I would never have guessed that one of the side effects of the computational paradigm of mind would be a new form of proxy immortalism
Odd, this was one of the first things that occurred to me when I learned of it.
it's still ironic to see this argument being made, given that it emerges from the same techno-conceptual zeitgeist which elsewhere is employed to urge a person not to be satisfied with living on in their children, their race, et cetera, but rather to seek personal survival beyond the traditional limits
I am actually already signed up with CI, so I'm not solely satisfied with my greater-self continuing on. But I also realize the two are related - if/when I am revived, the measure of meta-me is increased. Also, once reanimation becomes possible, I would work toward getting everyone revived regardless of who they are or how much it costs. As such, increasing the number of people sufficiently like me (ie: the measure of meta-me) increases my chances of being revived, and also is healthy for meta-me.
I'm curious if a meta-being having awareness of it's own existence is a competitive advantage. I'd wager it's not, but it'll be interesting to see.
It may seem like a confused form of thinking, but I have come to accept that I have a very mystically-oriented thought process. I prefer to think of Azathoth and Alethea as beings, even though I know they are not. Struggling against evolution is hopeless, but holding back Azathoth for the good of man is noble. I find that I am both happier in life and more able to do useful things in the real world when I think in terms of metaphor. So while meta-beings may be no more than a useful mental construct, the same can be said of many things such as "life" and "particles". If it makes winning more achievable it's worth embracing, or at least exploring.
I would never have guessed that one of the side effects of the computational paradigm of mind would be a new form of proxy immortalism
Odd, this was one of the first things that occurred to me when I learned of it.
I actually had the opposite reaction, wondering if the me of next year was close enough to be the same person. I have a tendency toward a high future discount in any case, and this didn't help. :)
This post is not about many worlds. It is somewhat disjointed, but builds to a single point.
If an AI was asked today how many human individuals populate this planet, it may not return a number the several-billions range. In fact I’d be willing to bet it’d return a number in the tens of thousands, with the caveat that the individuals vary wildly in measure.
I agree with Robin Hanson that if two instances of me exist, and one is terminated, I didn’t die, I simply got smaller.
In 1995 Robert Sapolsky wrote in Ego Boundaries “My students usually come with ego boundaries like exoskeletons. […] They want their rituals newly minted and shared horizontally within their age group, not vertically over time,” whereas in older societies “needs transcend individual rights to a bounded ego, and people in traditional communities are named and raised as successive incarnations. In such societies, Abraham always lives 900 years--he simply finds a new body to inhabit now and then. ”
Ego boundaries may be more rigid now, but that doesn’t make people more unique. If anything, people have become more like each other. Memes are powerful shapers of mental agents, and as technology allows memes to breed and compete more freely the most viral ones spread through the species.
Acausal trade allows for amazing efficiencies, not merely on a personal level but also via nationalism and religion. People executing strong acausal trading routines will out-compete those who don’t.
Timeless Decision Theory proscribes making decisions as if choosing the outcome for all actors sufficiently like yourself across all worlds. As competition narrows the field of memeplexes to a handful of powerful and virulent ubermemes, and those memeplexes influence the structure and strength of individual’s mental agents in similar ways, people become more like each other. In so doing they are choosing *as if* a single entity more and more effectively. To an outside observer, there may be very little to differentiate two such humans from each other.
Therefore it may be wrong to think of oneself as a singular person. I am not just me – I am also effectively everyone who is sufficiently like me. It’s been argued that there are only seven stories, and every story can be thought of as an elaboration of one of these. It seems likely there are only a few thousand differentiable people, and everyone is simply one of these with some flare.

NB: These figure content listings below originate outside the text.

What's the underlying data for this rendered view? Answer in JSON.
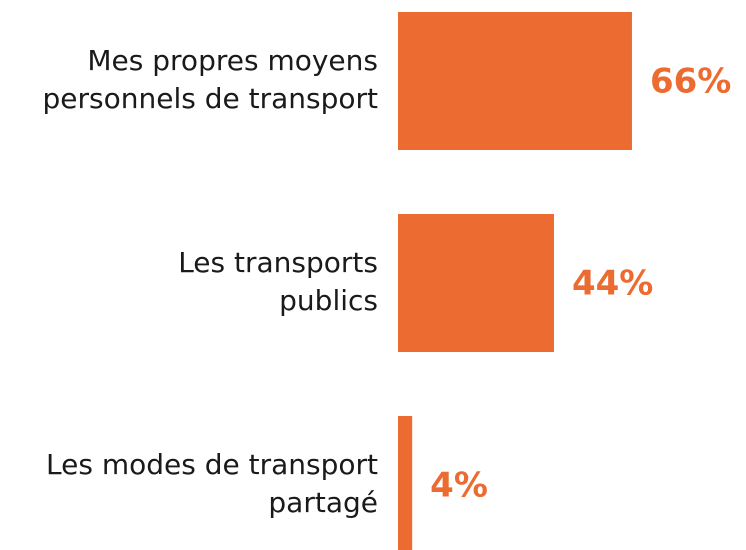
{
  "chart_data": {
    "type": "bar",
    "orientation": "horizontal",
    "categories": [
      [
        "Mes propres moyens",
        "personnels de transport"
      ],
      [
        "Les transports",
        "publics"
      ],
      [
        "Les modes de transport",
        "partagé"
      ]
    ],
    "values": [
      66,
      44,
      4
    ],
    "value_labels": [
      "66%",
      "44%",
      "4%"
    ],
    "color": "#ec6b30"
  }
}
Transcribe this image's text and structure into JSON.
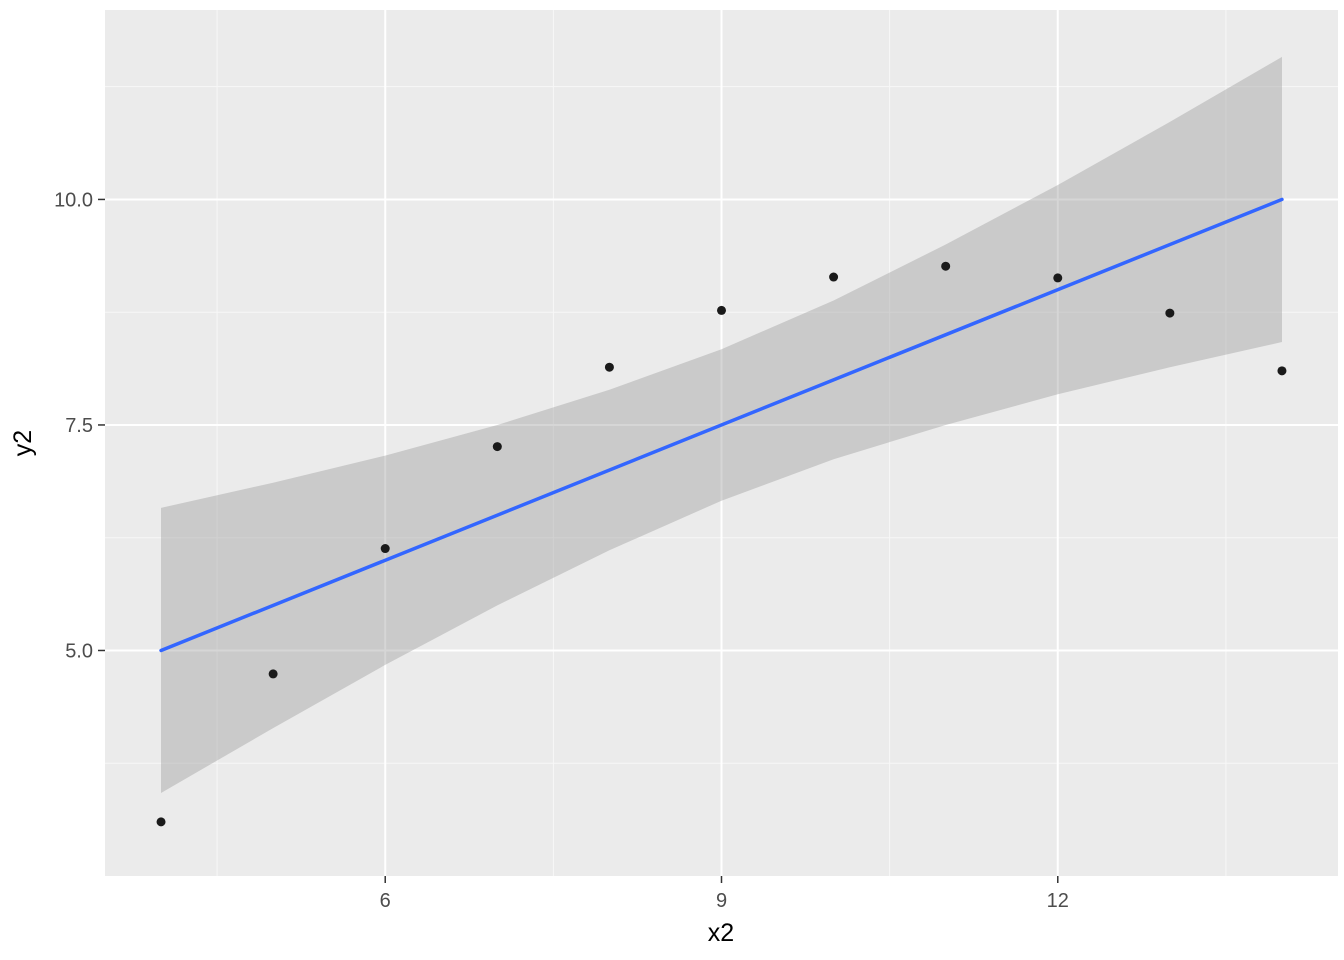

If we think of people in these terms, certain behaviors make more sense. Home-schooling is looked down on because institutional schools are about making other people into us. Suicide is considered more sinful than killing outsiders because suicide *always* reduces the size of the Meta-Person that the suicidee belonged to. Argument and rhetoric isn’t just a complete waste of your free time, it’s also an attempt to make Meta-Me larger, and Meta-SomeoneElse smaller. Art finally makes sense.
Added Bonus: You no longer have to have many children to exist. You can instead work on enlarging your Meta-Self’s measure.